Le FMI estime que 15 % des prêts chinois aux entreprises sont à risque. La valeur comptable des créances douteuses pourraient atteindre un quart du PIB. Les pertes seront donc considérables. Le bilan des banques ne reflète qu’une faible part des crédits à risque car elles ne les ont pas provisionnés : leur capacité de prêt semble donc toujours importante. Au cours des deux dernières années, le crédit bancaire est passé de 22% du PIB à 44% du PIB chinois. La Chine a le plus fort endettement mondial. L’accélération de la dette est encore plus inquiétant que son niveau. Selon la Banques des règlements Internationaux, Lorsque le ratio dette/PIB progresse de plus de 10% par rapport à sa tendance long terme il y a un risque systémique bancaire. En 2016, l’écart est de plus de 30% en Chine !

L'orgie bancaire chinoise (le Cercle des Analystes indépendants)
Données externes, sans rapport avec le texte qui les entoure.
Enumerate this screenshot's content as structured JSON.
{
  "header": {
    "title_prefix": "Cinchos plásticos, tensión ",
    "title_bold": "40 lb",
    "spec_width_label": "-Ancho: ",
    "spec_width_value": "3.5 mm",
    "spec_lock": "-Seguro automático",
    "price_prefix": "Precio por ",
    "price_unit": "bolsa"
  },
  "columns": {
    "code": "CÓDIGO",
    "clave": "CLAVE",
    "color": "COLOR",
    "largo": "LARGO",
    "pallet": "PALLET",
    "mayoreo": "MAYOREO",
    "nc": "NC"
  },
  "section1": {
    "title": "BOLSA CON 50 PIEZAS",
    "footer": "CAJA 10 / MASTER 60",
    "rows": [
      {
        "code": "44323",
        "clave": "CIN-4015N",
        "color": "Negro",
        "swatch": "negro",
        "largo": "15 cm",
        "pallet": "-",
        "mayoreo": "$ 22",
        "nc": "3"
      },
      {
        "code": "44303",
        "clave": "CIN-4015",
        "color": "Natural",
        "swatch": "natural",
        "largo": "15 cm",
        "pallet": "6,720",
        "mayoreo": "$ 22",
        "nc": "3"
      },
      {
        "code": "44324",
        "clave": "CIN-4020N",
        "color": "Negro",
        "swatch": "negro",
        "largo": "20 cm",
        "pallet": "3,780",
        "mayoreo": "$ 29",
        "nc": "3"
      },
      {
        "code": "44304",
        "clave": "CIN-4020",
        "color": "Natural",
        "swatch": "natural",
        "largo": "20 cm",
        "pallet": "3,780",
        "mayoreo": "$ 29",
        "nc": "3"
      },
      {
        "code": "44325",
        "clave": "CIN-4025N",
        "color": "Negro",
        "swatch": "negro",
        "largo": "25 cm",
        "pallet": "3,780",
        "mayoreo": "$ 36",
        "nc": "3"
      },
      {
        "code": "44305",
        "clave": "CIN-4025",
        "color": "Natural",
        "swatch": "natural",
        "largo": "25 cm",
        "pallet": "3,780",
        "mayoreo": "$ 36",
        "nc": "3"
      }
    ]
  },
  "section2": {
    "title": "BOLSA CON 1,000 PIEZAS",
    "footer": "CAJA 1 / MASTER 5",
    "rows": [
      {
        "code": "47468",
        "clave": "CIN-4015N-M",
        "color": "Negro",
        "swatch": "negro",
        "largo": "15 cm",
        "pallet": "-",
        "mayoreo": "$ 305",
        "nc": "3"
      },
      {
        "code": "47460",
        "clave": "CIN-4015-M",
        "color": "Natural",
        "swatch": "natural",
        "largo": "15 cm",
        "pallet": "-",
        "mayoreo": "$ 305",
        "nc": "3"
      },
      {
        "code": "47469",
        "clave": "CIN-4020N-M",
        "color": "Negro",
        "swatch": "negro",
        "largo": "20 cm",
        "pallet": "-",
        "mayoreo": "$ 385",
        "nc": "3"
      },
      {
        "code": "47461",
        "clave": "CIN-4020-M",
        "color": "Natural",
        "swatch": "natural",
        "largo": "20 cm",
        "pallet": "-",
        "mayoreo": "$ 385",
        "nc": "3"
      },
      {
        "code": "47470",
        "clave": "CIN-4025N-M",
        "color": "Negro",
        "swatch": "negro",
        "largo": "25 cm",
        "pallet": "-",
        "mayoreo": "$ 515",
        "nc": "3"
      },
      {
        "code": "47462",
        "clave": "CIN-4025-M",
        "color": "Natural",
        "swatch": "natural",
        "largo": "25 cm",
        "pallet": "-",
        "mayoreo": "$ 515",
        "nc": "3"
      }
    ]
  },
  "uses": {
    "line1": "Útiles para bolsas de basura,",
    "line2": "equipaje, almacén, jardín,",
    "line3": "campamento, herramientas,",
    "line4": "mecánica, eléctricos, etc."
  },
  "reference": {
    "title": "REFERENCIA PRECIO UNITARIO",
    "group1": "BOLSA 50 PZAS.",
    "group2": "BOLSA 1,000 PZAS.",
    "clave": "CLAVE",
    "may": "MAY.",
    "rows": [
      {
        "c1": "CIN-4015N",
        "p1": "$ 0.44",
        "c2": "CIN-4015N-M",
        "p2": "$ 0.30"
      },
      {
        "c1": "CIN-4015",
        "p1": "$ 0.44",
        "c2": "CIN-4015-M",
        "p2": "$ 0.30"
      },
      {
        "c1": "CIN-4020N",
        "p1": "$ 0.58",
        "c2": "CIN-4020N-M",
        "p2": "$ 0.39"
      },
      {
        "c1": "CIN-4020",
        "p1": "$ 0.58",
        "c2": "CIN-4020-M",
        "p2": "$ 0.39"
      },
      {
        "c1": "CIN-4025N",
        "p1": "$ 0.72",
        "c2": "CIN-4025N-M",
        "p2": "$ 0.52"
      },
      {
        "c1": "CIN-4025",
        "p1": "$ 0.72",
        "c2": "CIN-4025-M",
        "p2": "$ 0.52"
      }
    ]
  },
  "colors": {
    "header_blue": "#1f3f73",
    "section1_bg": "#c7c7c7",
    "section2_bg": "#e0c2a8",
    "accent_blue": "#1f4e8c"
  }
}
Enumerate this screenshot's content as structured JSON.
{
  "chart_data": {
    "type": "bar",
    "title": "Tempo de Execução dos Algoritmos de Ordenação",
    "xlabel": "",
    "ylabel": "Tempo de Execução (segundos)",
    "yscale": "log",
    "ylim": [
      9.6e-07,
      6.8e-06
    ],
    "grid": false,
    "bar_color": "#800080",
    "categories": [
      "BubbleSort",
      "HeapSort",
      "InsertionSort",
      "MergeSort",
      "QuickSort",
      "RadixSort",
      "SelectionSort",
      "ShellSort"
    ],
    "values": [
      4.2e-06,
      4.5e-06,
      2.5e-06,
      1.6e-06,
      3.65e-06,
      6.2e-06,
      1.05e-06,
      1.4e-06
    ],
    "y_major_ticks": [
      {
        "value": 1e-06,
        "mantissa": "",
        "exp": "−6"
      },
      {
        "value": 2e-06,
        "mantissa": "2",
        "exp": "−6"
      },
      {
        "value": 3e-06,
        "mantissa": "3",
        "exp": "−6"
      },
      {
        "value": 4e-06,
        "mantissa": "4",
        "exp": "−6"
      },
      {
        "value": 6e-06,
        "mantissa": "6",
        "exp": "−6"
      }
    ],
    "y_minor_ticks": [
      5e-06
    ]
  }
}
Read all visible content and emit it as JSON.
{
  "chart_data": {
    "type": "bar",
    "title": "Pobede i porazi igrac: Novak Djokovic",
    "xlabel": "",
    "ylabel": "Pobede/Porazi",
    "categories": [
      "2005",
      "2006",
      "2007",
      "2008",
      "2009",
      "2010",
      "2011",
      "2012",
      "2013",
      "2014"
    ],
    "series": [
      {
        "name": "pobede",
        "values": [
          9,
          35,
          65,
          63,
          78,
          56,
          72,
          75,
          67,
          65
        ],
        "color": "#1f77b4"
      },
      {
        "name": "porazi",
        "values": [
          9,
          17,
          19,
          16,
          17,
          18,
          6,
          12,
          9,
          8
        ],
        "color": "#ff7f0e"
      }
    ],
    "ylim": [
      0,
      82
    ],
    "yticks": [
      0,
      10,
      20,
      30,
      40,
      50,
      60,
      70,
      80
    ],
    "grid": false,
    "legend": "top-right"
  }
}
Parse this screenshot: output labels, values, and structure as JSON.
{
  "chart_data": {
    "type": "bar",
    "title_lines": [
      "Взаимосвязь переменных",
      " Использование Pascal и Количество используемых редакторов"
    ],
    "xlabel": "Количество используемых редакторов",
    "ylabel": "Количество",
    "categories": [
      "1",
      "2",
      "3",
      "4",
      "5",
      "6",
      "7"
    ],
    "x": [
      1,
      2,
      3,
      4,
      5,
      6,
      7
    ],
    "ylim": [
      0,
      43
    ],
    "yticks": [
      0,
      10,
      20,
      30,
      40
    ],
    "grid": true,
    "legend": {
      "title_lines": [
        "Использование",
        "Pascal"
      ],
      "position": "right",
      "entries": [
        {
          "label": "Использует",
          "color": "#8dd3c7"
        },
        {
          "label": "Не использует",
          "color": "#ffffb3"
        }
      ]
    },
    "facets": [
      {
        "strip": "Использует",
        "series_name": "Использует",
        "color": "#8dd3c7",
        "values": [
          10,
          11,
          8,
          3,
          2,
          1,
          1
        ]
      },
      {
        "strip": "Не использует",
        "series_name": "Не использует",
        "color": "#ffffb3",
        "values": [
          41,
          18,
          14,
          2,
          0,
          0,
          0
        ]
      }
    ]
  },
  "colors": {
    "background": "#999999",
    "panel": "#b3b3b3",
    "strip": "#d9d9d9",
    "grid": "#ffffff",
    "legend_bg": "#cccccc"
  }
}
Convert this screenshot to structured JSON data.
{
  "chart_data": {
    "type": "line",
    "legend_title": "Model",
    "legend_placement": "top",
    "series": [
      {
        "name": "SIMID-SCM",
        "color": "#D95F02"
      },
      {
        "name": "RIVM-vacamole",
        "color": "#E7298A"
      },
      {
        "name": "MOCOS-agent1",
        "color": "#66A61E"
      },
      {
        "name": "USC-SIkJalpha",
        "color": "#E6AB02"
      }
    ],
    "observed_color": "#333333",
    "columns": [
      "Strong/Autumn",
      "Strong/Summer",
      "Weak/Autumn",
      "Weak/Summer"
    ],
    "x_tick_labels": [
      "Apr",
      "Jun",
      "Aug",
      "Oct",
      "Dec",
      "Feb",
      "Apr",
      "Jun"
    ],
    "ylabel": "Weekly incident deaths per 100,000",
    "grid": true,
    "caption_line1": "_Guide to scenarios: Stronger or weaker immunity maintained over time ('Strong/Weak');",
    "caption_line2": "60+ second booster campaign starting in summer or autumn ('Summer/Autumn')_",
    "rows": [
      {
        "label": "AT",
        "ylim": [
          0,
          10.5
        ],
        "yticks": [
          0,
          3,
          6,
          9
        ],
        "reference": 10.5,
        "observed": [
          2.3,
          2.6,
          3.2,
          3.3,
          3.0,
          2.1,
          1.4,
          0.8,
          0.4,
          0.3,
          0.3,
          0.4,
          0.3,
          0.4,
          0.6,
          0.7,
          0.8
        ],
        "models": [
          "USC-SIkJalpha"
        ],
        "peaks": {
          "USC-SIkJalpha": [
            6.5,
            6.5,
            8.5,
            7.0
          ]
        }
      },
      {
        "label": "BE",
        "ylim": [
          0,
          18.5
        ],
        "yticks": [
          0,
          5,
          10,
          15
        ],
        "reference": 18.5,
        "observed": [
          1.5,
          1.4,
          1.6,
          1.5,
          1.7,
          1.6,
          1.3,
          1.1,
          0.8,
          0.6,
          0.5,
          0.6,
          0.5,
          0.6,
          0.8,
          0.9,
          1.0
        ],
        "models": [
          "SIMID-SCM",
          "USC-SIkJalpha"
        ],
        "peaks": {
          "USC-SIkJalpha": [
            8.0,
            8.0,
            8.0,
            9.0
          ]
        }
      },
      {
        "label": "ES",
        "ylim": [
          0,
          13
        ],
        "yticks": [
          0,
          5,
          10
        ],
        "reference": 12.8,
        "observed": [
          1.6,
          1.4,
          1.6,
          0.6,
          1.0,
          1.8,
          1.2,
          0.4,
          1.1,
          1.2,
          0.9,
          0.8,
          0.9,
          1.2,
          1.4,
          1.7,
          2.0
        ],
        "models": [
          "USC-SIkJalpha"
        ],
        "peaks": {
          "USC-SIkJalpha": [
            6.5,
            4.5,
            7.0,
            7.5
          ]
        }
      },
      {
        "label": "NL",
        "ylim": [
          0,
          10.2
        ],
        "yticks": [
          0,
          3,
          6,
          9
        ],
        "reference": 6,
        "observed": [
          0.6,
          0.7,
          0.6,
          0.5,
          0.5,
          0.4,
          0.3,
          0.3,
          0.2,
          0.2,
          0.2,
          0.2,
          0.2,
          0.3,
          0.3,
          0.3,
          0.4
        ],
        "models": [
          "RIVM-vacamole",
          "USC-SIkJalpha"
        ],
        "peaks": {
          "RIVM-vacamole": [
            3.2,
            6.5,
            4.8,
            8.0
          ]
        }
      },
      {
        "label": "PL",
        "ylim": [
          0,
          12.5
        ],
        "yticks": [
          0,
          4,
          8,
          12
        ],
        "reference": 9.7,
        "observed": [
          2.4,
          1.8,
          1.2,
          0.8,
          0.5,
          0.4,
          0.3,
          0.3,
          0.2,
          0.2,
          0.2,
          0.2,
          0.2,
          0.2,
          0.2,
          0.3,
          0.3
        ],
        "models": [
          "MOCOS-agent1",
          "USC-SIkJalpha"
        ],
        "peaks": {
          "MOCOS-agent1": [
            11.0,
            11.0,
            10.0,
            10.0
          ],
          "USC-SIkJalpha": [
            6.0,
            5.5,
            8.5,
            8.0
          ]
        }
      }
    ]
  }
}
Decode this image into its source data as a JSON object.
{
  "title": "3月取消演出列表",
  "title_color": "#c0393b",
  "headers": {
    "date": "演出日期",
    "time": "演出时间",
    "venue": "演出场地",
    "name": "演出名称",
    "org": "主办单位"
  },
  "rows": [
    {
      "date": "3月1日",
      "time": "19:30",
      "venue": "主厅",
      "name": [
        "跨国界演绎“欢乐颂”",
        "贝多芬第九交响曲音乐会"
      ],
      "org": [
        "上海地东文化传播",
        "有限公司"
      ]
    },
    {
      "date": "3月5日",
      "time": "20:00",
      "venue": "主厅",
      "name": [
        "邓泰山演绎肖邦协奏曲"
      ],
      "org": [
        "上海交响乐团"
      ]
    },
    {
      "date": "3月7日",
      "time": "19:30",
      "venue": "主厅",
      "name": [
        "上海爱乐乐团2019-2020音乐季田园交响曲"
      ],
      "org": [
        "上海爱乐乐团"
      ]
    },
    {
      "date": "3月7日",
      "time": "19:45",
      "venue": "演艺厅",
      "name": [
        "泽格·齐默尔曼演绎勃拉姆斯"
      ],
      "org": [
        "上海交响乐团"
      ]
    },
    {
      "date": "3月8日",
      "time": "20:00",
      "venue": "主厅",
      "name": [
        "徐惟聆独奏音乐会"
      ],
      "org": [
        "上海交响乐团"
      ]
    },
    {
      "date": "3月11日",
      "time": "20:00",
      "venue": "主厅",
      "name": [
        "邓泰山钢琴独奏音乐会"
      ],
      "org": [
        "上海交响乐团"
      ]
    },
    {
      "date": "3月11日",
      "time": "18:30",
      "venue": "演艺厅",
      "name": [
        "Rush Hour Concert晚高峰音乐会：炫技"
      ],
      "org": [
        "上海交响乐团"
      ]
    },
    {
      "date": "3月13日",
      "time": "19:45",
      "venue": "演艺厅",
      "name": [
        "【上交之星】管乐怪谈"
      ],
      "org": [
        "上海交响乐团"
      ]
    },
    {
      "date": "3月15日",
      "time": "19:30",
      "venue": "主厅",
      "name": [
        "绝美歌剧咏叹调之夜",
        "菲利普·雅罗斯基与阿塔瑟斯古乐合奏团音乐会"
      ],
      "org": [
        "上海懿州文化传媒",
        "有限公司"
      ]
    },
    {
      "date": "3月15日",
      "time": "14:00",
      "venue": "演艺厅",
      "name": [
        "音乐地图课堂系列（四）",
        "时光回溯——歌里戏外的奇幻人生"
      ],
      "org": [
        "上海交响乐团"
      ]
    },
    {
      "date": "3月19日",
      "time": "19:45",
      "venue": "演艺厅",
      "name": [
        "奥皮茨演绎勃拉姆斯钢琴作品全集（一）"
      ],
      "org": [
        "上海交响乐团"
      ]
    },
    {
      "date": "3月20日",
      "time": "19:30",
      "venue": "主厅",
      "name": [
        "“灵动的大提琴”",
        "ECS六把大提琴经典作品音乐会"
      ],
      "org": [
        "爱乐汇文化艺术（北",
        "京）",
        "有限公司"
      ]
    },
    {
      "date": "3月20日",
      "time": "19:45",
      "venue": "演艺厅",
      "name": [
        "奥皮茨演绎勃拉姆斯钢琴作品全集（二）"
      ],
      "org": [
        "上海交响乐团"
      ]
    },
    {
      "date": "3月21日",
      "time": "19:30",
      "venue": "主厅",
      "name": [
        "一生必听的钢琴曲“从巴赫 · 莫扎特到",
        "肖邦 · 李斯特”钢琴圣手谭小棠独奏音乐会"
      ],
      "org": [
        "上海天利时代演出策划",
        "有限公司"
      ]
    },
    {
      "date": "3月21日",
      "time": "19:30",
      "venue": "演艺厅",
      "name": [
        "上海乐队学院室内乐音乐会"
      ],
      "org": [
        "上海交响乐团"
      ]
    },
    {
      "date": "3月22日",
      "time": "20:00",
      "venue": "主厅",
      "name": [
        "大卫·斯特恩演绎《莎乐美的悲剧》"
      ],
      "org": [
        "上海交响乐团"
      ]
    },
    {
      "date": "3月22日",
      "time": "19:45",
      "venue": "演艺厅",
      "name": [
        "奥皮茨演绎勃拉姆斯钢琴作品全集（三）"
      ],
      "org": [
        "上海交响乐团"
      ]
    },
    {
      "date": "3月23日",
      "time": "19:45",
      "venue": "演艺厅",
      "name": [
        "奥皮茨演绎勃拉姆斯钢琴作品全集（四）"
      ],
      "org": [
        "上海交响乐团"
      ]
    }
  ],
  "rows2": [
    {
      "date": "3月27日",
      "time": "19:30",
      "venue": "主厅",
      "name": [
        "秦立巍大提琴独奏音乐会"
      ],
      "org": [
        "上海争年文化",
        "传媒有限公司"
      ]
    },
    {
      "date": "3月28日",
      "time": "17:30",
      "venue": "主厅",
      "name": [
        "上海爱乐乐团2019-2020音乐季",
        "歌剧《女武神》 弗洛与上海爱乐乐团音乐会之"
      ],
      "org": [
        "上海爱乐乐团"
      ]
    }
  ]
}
Aujourd’hui, l’État qui reconnaît le problème, essaye d’éviter un ralentissement trop brutal de l’économie, et maintient en vie sous perfusion bancaire les groupes les plus fragiles. Si le gouvernement chinois ne met pas en place rapidement une restructuration de son économie, la Chine pourrait se retrouver dans la même situation que celle du Japon lors de la crise bancaire des années 1990 : des banques moribondes prêtant à des entreprises moribondes et étouffant la croissance des entreprises les plus saines. Faute de réformes structurelles rapides et en cas de poursuite d'une politique de relance économique reposant sur un gonflement sans fin du crédit, « les vulnérabilités s'intensifieront » et conduiront le pays à « une croissance affaiblie de façon permanente », a averti le Fonds Monétaire International à l’été 2016.

 

L’image du pouvoir central en a pris un sacré coup, les autorités donnant l’impression de ne plus avoir les cartes en main. L’histoire n’est pas écrite, mais plus le pays perd confiance en lui, plus il durcit le ton vis-à-vis de l’extérieur, entraînant la montée du nationalisme qui ne cesse d’inquiéter les pays riverains de la Chine.

 

De plus en plus d’investisseurs mettent en doute la fiabilité des statistiques économiques chinoises. Le plus grave n’est pas tant les écarts entre les chiffres officiels et la réalité économique mais la perte de confiance dans cette « réalité virtuelle » véhiculée par le Parti communiste. La capacité de créer une réalité imaginaire dans la tête des investisseurs qui ont cru en l’invincibilité du modèle de croissance chinois est en train de disparaitre. Les mythes peuvent changer rapidement. Raconter des histoires crédibles n’est pas facile et dans ce domaine les autorités chinoises ont fait preuve par le passé d’un grand savoir-faire. La fable chinoise a ainsi permis au pays de devenir le réceptacle d’un mouvement de délocalisation et d’investissements directs sans précédent. La fin de ce mythe de l’invincibilité fragilise le pays et donne le sentiment que les autorités à Pékin ont perdu la main. Le doute s’est insinué sur la santé de la deuxième économie mondiale, ce qui maintient une forte pression à la baisse sur la monnaie et les réserves de change qui sont passées de 3900 milliards de dollars fin 2014 à 3100 milliards aujourd’hui.

 

Les autorités chinoises ne cessent de réaffirmer que le pays a engagé une périlleuse transition de son modèle de croissance. Une partie des investisseurs sont persuadés du contraire. En finance, il peut y avoir autoréalisation de la pensée des investisseurs : s’ils pensent que l’économie chinoise va fortement ralentir alors il y a de fortes chances que cela arrive.